A Disputa pelo 13.º Salário
A decisão da classe surge após o Governo anunciar que pagaria apenas 40% do salário-base a título de subsídio de Natal, alegando limitações orçamentais e um contexto macroeconómico desafiador. Anselmo Muchave, presidente da APSUSM, classificou a medida como uma “desvalorização” dos funcionários públicos.
“Não aceitamos os 40% prometidos. O salário é um direito legal e exigimos o pagamento integral (100%)”, afirmou Muchave, sublinhando que a greve poderá ser prorrogada caso não haja uma nova proposta do Governo.
Crise Estrutural e Condições de Trabalho
Para além da vertente salarial, a paralisação — que abrange cerca de 65 mil profissionais — funciona como um protesto contra o estado atual do Sistema Nacional de Saúde (SNS). Entre as principais queixas da associação, destacam-se:
- Escassez de insumos: Falta recorrente de medicamentos básicos e materiais de proteção individual (EPIs).
- Logística Precária: Ambulâncias sem equipamentos de emergência e falta de alimentação para pacientes internados.

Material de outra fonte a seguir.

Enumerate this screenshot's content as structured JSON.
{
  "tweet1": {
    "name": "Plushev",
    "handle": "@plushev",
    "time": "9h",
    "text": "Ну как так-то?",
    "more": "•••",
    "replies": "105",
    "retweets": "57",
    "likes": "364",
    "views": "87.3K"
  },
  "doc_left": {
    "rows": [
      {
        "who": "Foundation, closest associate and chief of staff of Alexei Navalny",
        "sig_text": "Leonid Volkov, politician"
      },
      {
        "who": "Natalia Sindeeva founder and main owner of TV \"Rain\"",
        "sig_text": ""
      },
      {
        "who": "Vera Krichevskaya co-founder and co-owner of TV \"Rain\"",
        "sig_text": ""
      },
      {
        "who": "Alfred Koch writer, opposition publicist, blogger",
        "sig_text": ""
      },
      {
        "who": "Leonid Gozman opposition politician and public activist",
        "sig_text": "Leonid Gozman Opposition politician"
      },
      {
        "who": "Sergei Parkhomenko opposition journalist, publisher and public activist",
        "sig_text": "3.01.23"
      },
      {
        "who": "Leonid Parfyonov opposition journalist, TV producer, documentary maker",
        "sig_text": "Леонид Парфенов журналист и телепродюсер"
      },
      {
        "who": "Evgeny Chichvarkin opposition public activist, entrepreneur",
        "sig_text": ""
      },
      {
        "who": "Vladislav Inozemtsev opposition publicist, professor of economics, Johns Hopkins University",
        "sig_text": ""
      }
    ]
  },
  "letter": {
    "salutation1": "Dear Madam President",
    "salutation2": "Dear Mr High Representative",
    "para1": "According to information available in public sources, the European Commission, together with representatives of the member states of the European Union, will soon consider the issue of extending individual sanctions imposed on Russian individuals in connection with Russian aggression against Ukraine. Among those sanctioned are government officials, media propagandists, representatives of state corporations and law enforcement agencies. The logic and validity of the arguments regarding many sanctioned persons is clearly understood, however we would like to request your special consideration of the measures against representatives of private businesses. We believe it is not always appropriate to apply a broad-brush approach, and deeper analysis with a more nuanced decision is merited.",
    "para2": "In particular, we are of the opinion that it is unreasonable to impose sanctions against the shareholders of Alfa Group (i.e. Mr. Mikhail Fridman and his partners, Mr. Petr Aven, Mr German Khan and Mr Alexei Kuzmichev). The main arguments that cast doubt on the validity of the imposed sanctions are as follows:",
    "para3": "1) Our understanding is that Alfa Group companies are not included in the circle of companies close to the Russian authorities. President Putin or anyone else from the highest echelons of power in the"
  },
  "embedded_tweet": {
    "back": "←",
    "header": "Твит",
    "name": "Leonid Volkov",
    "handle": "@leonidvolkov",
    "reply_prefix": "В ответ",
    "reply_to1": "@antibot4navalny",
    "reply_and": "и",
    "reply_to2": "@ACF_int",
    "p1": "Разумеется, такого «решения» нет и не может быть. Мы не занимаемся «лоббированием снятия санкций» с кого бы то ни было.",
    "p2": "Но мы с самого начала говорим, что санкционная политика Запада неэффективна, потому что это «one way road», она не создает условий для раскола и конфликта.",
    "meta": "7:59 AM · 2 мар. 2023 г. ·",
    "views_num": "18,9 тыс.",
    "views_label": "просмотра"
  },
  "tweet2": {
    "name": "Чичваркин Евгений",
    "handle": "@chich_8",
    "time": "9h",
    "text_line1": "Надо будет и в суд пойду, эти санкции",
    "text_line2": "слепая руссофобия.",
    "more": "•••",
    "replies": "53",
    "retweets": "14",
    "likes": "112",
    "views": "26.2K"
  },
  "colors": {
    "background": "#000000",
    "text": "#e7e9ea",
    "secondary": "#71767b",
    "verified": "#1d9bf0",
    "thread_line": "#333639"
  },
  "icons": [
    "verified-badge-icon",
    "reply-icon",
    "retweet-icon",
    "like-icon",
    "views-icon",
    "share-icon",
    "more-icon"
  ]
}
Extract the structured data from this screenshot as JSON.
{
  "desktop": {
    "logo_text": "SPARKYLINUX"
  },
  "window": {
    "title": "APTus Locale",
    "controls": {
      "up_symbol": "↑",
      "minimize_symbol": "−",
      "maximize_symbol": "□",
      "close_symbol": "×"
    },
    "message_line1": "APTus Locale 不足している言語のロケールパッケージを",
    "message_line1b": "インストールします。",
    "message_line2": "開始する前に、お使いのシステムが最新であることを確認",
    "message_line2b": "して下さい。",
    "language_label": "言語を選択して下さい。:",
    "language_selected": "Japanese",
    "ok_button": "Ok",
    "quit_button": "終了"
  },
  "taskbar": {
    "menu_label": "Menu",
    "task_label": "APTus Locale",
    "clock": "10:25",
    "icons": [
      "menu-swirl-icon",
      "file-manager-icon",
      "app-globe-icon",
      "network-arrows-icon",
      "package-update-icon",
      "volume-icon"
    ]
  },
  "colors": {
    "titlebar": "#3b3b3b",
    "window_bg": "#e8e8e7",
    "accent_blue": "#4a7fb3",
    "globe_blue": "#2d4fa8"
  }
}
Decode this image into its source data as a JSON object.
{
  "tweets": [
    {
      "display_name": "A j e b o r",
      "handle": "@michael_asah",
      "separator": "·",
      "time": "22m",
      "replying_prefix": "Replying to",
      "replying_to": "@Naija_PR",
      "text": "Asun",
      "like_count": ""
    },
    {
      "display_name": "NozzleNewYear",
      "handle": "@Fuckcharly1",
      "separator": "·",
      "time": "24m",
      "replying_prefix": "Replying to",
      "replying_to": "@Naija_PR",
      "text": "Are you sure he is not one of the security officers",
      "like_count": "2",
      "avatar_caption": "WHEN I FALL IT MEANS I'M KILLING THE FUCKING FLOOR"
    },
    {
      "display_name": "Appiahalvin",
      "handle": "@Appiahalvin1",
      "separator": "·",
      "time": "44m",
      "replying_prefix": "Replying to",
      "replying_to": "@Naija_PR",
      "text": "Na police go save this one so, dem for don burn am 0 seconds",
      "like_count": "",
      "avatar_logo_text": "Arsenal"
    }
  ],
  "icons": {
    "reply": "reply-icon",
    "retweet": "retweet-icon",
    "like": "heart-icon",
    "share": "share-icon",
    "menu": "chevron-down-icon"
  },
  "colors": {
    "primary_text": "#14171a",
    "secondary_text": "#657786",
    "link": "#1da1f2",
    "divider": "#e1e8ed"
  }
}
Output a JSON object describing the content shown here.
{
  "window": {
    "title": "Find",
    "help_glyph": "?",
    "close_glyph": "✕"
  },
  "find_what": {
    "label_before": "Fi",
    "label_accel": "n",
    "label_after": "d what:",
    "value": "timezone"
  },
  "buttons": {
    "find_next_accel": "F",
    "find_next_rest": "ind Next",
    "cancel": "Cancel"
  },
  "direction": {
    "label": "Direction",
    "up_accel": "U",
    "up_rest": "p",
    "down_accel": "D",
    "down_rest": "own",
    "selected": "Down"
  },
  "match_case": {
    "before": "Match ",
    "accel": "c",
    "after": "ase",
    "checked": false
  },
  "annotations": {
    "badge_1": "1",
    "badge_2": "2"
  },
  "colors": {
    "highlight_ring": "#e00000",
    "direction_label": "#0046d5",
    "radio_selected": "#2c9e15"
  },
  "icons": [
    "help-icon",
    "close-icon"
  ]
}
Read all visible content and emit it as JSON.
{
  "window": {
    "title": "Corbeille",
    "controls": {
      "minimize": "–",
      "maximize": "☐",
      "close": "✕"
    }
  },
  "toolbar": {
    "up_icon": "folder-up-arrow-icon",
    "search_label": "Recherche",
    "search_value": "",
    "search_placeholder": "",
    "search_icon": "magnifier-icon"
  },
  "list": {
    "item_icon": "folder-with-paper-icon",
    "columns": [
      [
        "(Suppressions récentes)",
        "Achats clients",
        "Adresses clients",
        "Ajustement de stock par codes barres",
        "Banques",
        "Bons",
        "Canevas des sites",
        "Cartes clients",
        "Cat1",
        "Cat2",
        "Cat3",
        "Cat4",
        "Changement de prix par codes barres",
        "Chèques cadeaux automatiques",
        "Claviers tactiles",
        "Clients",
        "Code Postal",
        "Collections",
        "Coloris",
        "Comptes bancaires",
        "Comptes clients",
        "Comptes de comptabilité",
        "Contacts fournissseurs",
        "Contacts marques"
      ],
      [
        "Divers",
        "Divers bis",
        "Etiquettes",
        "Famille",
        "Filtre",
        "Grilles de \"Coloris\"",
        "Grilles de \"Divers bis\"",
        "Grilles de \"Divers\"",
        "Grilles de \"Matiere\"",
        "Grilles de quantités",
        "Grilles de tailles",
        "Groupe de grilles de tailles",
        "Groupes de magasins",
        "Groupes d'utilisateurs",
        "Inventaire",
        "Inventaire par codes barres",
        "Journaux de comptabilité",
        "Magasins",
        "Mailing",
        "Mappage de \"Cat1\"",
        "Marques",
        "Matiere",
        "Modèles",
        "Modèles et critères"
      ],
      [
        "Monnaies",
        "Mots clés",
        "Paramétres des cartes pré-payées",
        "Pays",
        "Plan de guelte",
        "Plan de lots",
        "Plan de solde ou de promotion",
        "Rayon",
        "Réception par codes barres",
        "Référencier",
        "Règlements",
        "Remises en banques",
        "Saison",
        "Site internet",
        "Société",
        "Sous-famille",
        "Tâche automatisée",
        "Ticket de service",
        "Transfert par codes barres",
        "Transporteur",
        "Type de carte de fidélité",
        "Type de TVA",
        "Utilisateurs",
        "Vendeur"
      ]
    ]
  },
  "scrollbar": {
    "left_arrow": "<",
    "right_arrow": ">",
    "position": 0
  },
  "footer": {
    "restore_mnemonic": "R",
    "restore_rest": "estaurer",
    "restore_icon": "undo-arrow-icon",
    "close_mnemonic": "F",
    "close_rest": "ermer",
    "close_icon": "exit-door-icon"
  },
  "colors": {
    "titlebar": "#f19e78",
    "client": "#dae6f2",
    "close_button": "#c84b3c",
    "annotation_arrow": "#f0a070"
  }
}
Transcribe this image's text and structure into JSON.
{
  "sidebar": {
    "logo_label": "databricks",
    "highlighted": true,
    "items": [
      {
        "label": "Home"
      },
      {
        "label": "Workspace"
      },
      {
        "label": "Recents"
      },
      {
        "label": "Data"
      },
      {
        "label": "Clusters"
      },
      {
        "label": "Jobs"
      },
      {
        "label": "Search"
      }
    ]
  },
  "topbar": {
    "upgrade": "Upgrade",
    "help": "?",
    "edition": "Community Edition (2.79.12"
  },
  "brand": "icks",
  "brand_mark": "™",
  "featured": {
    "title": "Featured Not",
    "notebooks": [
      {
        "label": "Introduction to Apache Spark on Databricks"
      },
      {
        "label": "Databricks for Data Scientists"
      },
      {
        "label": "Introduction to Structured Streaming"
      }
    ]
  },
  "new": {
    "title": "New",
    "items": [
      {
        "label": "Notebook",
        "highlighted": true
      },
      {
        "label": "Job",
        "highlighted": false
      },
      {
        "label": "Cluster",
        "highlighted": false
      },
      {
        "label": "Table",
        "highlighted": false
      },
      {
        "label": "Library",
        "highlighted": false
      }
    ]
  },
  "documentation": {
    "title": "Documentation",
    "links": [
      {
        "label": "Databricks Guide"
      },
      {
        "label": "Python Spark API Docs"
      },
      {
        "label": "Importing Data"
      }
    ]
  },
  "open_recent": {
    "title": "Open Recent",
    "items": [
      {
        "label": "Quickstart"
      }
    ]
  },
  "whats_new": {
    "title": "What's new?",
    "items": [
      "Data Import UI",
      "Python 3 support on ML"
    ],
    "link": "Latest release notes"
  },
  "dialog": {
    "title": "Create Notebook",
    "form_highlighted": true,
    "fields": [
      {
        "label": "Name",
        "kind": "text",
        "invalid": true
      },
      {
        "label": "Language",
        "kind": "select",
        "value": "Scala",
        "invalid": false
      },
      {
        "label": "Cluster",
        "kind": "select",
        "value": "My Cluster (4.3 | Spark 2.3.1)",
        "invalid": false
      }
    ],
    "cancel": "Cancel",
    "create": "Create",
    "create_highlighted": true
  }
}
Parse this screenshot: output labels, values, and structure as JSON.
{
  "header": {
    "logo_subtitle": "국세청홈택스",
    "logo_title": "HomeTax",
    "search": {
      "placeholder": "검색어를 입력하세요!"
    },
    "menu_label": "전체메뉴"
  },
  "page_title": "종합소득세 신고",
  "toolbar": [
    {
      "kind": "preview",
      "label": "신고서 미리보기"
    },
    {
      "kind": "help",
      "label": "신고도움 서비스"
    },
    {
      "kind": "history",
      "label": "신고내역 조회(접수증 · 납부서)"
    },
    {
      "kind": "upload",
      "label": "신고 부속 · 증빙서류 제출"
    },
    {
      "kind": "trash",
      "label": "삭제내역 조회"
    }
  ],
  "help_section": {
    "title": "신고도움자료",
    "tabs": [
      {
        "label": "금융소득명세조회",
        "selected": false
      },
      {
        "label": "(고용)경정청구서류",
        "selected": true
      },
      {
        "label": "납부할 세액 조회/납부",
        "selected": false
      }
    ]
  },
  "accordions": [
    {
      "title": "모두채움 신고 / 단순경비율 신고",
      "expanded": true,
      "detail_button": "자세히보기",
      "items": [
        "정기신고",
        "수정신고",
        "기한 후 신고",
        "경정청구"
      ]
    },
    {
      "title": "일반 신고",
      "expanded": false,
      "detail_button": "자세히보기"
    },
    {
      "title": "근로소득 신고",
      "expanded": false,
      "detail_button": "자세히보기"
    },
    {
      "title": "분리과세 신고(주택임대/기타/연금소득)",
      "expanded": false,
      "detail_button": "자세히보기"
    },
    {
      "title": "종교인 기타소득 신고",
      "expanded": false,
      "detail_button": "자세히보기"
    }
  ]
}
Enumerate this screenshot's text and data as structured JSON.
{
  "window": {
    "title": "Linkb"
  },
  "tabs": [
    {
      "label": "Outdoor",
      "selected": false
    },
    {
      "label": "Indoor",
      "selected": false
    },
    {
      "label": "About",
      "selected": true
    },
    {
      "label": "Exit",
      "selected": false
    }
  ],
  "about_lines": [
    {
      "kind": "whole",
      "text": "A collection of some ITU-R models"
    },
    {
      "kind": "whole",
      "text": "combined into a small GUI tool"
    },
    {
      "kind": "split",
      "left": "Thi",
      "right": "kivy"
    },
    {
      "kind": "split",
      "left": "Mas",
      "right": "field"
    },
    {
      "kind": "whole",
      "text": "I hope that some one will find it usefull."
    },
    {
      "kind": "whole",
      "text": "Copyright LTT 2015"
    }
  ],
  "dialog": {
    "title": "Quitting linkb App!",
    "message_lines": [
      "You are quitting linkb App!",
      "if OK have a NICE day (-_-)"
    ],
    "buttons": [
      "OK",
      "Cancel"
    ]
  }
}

- Dignidade Profissional: Profissionais relatam jornadas exaustivas e a necessidade de adquirir materiais de trabalho com o próprio bolso.
O Posicionamento do Governo
O secretário de Estado do Tesouro e Orçamento, Amílcar Tivane, reiterou que o pagamento faseado dos 40% faz parte de um esforço de equilíbrio das contas públicas. Anteriormente, o Ministério da Saúde já havia classificado uma eventual paralisação no setor como “um desastre”, apelando ao diálogo para evitar o colapso do atendimento nas mais de 1.700 unidades sanitárias do país.
A greve da APSUSM segue um histórico de tensões entre o Estado e os profissionais de saúde, somando-se a paralisações anteriores lideradas também pela Associação Médica de Moçambique (AMM).